Женщина заулыбалась отвратительной, отвратительно-понимающей улыбкой. Всё мы знаем про учителей. Наслышаны.
— Вер, ты в конце концов… обижаешь!
Обиженная личность, подшаркнув, выступила на лестничную площадку и с подозрением уставилась на Перфилова. Невысокого роста мужчина в мятых брюках и пиджаке, надетом на майку, составил с Вовкиной матерью на удивление гармоничную пару. Физиономия его, небритая и украшенная шишкой на лбу, кривилась, выражая обуревающие её негативные чувства.
— Эт кто?
— Никто! — заявила женщина.
— Что ж ты с ним лясы точишь?
— Вовку он к себе затащи-ил, вот. Учи-итель!
Вовкина мать сощурилась. Её собутыльник взглянул на Перфилова по-новому, с глумливым удивлением, утерев рукавом губы.
— О-па, ты попал!
В его светлых глазах зажглись электрические огоньки.
— Вы меня вообще слышите? — спросил Перфилов, наблюдая, как мужчина бычится и тискает костяшки рук. — Я его не тащил!
— Зачем же он тебе? — женщина, придвинувшись, неожиданно ухватила его за свитер. — Ты сатанист? Ты убить его хотел?
Густой винный запах ударил Перфилову в нос.
— Нет!
Откуда-то сбоку вынырнул кулак и вскользь проехал по лбу, больно зацепив бровь.
— С-сука! — хрипло выругался владелец кулака, мелькнув в поле зрения растрёпанными волосами и шишкой. — Это ещё не всё!
— Да отстаньте же!
Перфилов с трудом отодрал крючковатые пальцы. Зубы Вовкиной матери звонко щёлкнули у его горла, и он с ужасом сообразил, что в таком аффектированном состоянии она могла ему и шейную артерию порвать. Господи!
— Ма-ам! Хватит, — произнёс Вовка у него за спиной.
Оглянувшись, Перфилов обнаружил его в метре от себя, насупившегося, с половинкой пирожного, зажатой в пальцах. Глаза женщины наполнились слезами.
— Сынок! — протянула она руки. — Ты жив! Жив мой сыночек! Иди ко мне…
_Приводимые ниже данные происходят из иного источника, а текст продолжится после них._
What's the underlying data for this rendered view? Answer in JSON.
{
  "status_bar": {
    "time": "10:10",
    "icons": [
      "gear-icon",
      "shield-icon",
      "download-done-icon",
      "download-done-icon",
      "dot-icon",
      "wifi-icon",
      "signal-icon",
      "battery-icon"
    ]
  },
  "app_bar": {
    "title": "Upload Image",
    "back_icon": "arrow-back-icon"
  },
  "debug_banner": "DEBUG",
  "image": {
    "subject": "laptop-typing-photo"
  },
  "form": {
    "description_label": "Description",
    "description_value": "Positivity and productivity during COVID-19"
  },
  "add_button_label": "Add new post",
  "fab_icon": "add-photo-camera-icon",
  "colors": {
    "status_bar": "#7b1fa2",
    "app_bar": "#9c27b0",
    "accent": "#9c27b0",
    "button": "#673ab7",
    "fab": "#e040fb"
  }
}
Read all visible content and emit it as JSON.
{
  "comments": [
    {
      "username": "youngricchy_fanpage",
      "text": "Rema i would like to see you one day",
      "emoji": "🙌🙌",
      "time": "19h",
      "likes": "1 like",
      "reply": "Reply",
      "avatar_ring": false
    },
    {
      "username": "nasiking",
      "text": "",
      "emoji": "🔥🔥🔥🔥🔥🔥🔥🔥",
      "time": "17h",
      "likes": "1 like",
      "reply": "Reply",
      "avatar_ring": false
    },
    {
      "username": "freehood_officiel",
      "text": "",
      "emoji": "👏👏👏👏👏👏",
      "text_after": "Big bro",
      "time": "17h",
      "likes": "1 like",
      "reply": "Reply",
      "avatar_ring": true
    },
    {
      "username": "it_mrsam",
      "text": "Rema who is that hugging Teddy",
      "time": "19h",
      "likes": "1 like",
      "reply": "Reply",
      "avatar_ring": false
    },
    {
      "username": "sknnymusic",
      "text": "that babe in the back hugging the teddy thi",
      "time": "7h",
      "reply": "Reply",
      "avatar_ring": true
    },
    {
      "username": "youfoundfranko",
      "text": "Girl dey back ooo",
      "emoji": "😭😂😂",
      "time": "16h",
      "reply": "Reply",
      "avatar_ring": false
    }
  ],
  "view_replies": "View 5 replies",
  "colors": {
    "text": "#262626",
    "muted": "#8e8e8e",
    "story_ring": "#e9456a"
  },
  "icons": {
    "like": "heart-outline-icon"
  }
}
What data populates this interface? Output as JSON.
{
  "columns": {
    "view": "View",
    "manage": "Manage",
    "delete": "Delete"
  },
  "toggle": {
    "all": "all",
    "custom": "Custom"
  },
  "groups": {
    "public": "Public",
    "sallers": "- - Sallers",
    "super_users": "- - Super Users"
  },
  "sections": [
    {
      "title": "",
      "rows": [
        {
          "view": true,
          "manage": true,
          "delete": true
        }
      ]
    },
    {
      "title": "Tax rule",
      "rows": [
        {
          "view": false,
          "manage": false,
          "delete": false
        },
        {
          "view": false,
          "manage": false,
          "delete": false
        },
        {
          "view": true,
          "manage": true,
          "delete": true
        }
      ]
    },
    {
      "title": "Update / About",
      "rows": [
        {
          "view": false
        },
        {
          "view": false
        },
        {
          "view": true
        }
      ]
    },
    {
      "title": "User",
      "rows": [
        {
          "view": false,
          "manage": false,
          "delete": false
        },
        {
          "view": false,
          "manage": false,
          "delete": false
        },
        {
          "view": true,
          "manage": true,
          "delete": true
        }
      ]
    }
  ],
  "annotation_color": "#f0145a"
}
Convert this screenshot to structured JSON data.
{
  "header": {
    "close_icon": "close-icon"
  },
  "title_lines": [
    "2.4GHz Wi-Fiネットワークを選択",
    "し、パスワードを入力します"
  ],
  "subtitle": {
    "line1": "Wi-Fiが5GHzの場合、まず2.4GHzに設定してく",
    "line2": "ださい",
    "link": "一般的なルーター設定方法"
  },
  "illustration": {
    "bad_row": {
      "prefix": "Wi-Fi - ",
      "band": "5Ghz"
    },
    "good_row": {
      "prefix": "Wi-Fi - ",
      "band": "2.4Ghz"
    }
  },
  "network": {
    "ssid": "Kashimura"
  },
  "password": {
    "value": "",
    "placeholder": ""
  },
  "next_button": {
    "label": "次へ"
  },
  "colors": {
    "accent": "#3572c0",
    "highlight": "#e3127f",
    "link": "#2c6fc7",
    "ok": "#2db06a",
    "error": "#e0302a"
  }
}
Судя по тому, как лицо её расцвело пурпуром и из морщинисто-плаксивого мгновенно превратилось в ожесточённое, скорбно поджимающее рот, Вовка к ней идти не захотел.
— Сволочь! — горько сказала женщина. — Выкормила на свою голову.
Она вдруг сползла на светлые плитки площадки, упираясь спиной в прутья лестничных перил. Короткий халат задрался, открыв жирные, в пятнах синяков ляжки. Перфилову стало стыдно за её откровенную обнажённость.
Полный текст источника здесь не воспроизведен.